A greve dos professores e o exercício abusivo do direito à greve

Os professores faltam aos primeiros tempos. As escolas dão indicações aos alunos para regressarem a casa. Quando já não há alunos, os professores aparecem e reclamam o pagamento do resto do dia.

O direito à greve é um direito-chave em qualquer Estado de Direito democrático. Faz parte da ideia de cidadania e é um poderoso instrumento de reequilíbrio das desigualdades jurídicas e económicas próprias de uma relação de trabalho. Em larga medida, as democracias liberais e o Estado Social de Direito atingiram o grau de maturidade que têm graças ao direito à greve e à negociação coletiva.

Por essa razão, o direito à greve está previsto na Declaração Universal dos Direitos do Homem, na nossa Constituição e no Código do Trabalho.

Trata-se de um direito irrenunciável, competindo aos trabalhadores definir o âmbito dos interesses a defender através da greve.

A circunstância de se tratar de um direito irrenunciável não significa, porém, que se trate de um direito ilimitado. Na medida em que o seu exercício pode pôr em causa outros direitos fundamentais – o direito ao trabalho, à saúde, à educação e à livre circulação de pessoas e bens – o direito à greve é regulamentado e deve ser exercido segundo princípios de proporcionalidade e boa-fé.

É nesse sentido que se compreendem, nomeadamente, exigências legais quanto à competência para declarar a greve, a necessidade de existir um pré-aviso de greve, bem como a obrigação de prestação de serviços mínimos.

A atual greve dos professores, atenta a forma como está a ser exercida, parece estar a ultrapassar e a violar aqueles limites.

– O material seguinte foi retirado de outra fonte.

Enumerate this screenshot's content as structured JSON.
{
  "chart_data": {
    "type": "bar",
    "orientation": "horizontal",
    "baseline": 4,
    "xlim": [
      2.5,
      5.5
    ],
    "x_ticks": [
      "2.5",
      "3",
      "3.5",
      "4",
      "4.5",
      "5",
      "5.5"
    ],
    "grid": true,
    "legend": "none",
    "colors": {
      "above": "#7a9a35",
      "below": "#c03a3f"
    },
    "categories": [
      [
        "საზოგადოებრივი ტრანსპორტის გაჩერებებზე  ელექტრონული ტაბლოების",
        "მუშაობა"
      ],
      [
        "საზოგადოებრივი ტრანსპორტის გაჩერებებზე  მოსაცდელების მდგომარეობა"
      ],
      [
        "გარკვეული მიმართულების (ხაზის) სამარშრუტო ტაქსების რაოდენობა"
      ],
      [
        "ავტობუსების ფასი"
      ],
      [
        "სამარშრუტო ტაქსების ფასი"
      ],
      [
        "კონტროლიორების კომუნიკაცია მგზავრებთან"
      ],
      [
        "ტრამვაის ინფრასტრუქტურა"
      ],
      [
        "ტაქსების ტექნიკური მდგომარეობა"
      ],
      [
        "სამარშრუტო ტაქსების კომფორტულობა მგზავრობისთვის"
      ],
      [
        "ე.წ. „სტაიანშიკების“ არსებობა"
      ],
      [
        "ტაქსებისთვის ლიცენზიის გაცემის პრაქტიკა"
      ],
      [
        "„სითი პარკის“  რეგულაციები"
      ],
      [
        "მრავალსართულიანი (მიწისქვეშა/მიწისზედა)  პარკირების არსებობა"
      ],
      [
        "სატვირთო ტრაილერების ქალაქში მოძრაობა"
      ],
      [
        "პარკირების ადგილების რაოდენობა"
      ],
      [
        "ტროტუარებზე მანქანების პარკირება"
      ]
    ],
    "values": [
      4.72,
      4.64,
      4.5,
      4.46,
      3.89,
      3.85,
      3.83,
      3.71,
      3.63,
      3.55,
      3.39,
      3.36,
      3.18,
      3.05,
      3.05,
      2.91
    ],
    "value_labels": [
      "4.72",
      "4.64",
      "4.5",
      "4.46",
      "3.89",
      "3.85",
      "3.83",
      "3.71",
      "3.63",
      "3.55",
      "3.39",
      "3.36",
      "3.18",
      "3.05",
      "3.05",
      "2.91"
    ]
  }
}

Na verdade, tanto quanto tem sido noticiado, a greve que está a ser levada a efeito não é uma greve tradicional, em que os professores, com base num pré-aviso de greve pré-determinado, se abstêm de trabalhar para pressionar o empregador (o Estado) a conceder-lhes melhores condições de trabalho.

O que está a suceder parece ser diferente.

Apesar de os pré-avisos determinarem que os professores vão faltar a todo o serviço durante o dia de greve decretado, a verdade é que, segundo tem sido relatado, os mesmos apenas estão a aderir à greve nas primeiras horas do dia, escolhendo as horas em que fazem greve e os momentos em que regressam ao serviço, como se o direito à greve fosse um serviço de self service ao seu dispor.

Ao fazê-lo, causam um prejuízo acrescido às escolas e à comunidade, onde se incluem os pais e as crianças. A razão é simples: em bom rigor, ninguém consegue programar ou antecipar se haverá ou não adesão à greve e, pior do que isso, qual a sua duração, nomeadamente se se inicia de manhã, a meio da manhã, à tarde ou a meio da tarde. Aparentemente, o que tem sucedido é que os professores faltam os primeiros tempos da manhã, quando os pais vão levar as crianças às escolas. As escolas, perante a falta de professores, dão indicações aos alunos para regressarem a casa. Depois – e só depois - os professores aparecem, como se estivessem ao serviço. E com uma agravante: a partir do momento em que decidem ir trabalhar e quando já não há alunos nas escolas, reclamam o pagamento dos períodos em que (em tese) não estão em greve. Ou seja: não trabalham durante o resto do dia, porque já não há alunos, mas reclamam o pagamento do período em que formalmente estavam disponíveis para prestar a sua atividade docente.

É o que se chama de “greve de maior prejuízo”: o empregador (e a comunidade) têm um prejuízo total, pelo facto de a greve inutilizar todo o dia de ensino; os professores, porém, que na prática não deram aulas nesse mesmo dia, exigem o pagamento das horas em que “formalmente” estavam a trabalhar. Não devia ser assim.

No caso vertente, não está em causa saber-se se as reivindicações dos professores são legítimas. Em termos gerais, parece evidente que o Estado deve apostar na valorização desta profissão. Não só por ser uma profissão nobre, mas por ser determinante para a construção do futuro do país. Investir na educação e nos professores é investir no país. Mas a motivação da greve não se confunde com a forma como a mesma é exercida e não legitima tudo.

O que está em causa, é mais do que uma questão de motivação: é uma questão de lealdade e de cumprimento da lei no exercício do direito à greve, que parecem estar a ser desrespeitados.

A defesa do direito à greve também passa por aqui, ou seja, pelo seu exercício nos estritos termos da lei e segundo critérios de razoabilidade e proporcionalidade.

A utilização abusiva da greve, para além de encerrar problemas de legalidade, torna-se contraproducente, dando azo a movimentos populistas que contestam a própria existência do direito à greve. Os sindicatos deviam ser sensíveis a esta questão.

A greve existe para ser exercida, mas para ser exercida nos termos da lei.

Quando a lei não é respeitada, a greve torna-se ilícita.